#### Game Setup

- Player 1 is 'X', indexed by 0. It is also status of board when Player 1 Wins.
- Player 2 is 'O', indexed by 1. It is also status of board when Player 2 Wins. 
- An unfilled spot is ".", indexed by 2. And 2 is also the status when game is incomplete.
- 3 indicates the game is a tie. 

In [1]:
import numpy as np
import pandas as pd
import random
from numba import jit
import warnings
warnings.filterwarnings('ignore')

def print_board(board, depth = 0):
    mapping = {0:'x',1:'o',2:'.'}
    x = list(map(lambda x: mapping[x] if x in mapping else x, board))
    print('\t'*depth,x[0],'|',x[1],'|',x[2])
    print('\t'*depth,'---------')
    print('\t'*depth,x[3],'|',x[4],'|',x[5])
    print('\t'*depth,'---------')
    print('\t'*depth,x[6],'|',x[7],'|',x[8])
    
@jit
def permissible_actions(x):
    return np.where(x == 2)[0]    

@jit
def random_action(board):
    return np.random.choice(permissible_actions(board))

@jit
def check_status(board):
    # Define all possible winning combinations
    winning_combinations = [
        [0, 1, 2], [3, 4, 5], [6, 7, 8],  # Rows
        [0, 3, 6], [1, 4, 7], [2, 5, 8],  # Columns
        [0, 4, 8], [2, 4, 6]             # Diagonals
    ]
    
    # Check each winning combination for a win
    for combo in winning_combinations:
        if board[combo[0]] == board[combo[1]] == board[combo[2]] and board[combo[0]] != 2:
            return board[combo[0]]
    
    # Check for a draw
    if 2 not in board:
        return 3
    
    return 2

    
@jit
def visualize_game(list_x):
    for x in list_x:
        print_board(x[-1])

def update_board(board,action_idx):
    player_idx, opponent_idx = who_to_move(board)
    board_new = board.copy()
    if player_idx == 0:
        board_new[action_idx] = 0
    else:
        board_new[action_idx] = 1
    return board_new


@jit
def who_to_move(board):
    if np.sum(np.where(board==0,1,0))>np.sum(np.where(board==1,1,0)):
        return 1,0
    else:
        return 0,1

@jit
def play_random_game(verbose = 0):
    board = np.array([2,2,2,2,2,2,2,2,2])
    game_history = []
    turn_count = 0
    status = 2
    while True:
        player_idx, opponent_idx = who_to_move(board)
        status = check_status(board)
        if status != 2:
            status_final = status
            break
        turn_count += 1
        action_idx = random_action(board)
        board_new = update_board(board,action_idx)
        game_history.append([board, status, turn_count, player_idx, opponent_idx, action_idx, board_new])
        board = board_new.copy()
    if verbose == 1:
        visualize_game(game_history)
    return game_history, status

@jit
def generate_random_board():
    game_history, status = play_random_game()
    boards = [events[-1] for events in game_history]
    return random.choice(boards)

#### Monte Carlo Tree Search 

- Used when minimax is impossible due to the depth or breath of the game tree. 
- Two main ideas: 
    - True value of an action given a state may be evaluated by random simulations from that state. 
    - We can move from a random policy to the optimal policy, by using these simulations to update policy. 
- From any board / position / state, we conduct the following steps: 
    - Selection: We use TREEPOLICY to descend through the tree, until we find a "expandable" node.
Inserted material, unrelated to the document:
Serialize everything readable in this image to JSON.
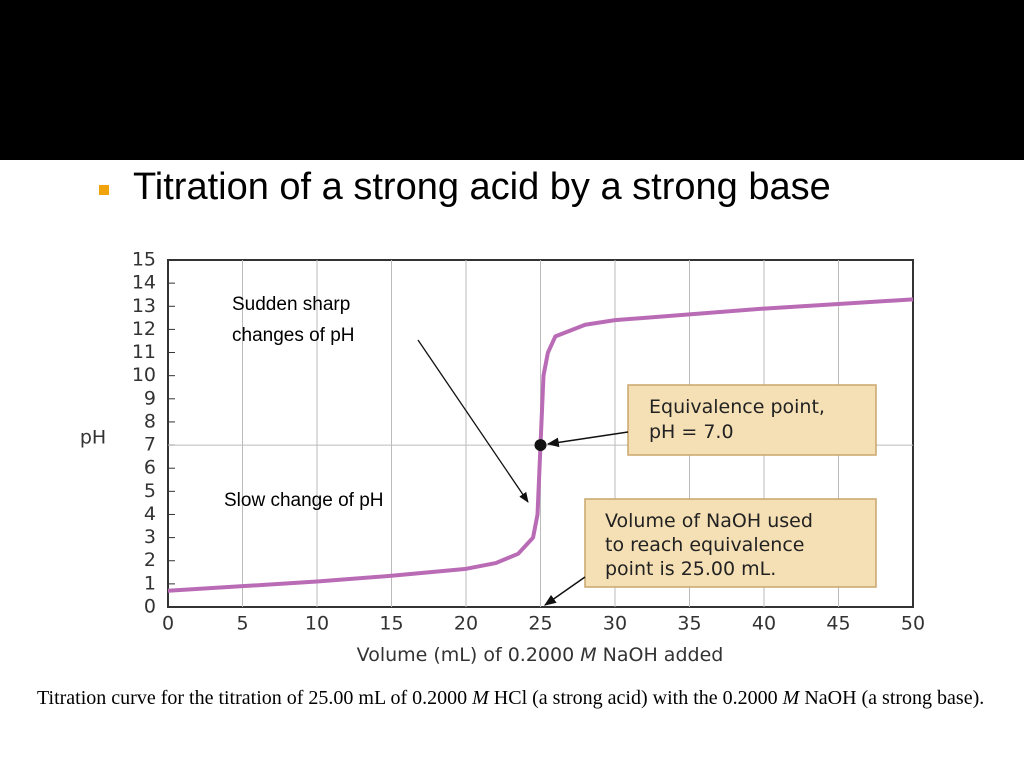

This node is non-terminal, and has unvisited children. We select this node for simulation. 
    - Expansion: From selected node, we add few children to tree. 
    - Simulation: From these new children, we simulate the game until termination using SIMULATEPOLICY. We compute the final result (win/draw/loss).
    - Backpropagation: using the final result we travel back through the tree and update the scores of each node on the path from the root to this child.
- These 4 steps are repeated until our computational budget is exhausted. 
- Two types of policies: 
    - TREEPOLICY: Used for selection and expansion. e.g. Greedy, based on the relative scores. 
    - SIMULATEPOLICY: Used for simulation from the new nodes added. e.g. Uniformly random. 
- Three key nodes: 
    - Root Node: the board position we are evaluating. 
    - Selected Node: the node from which we will add children to the tree
    -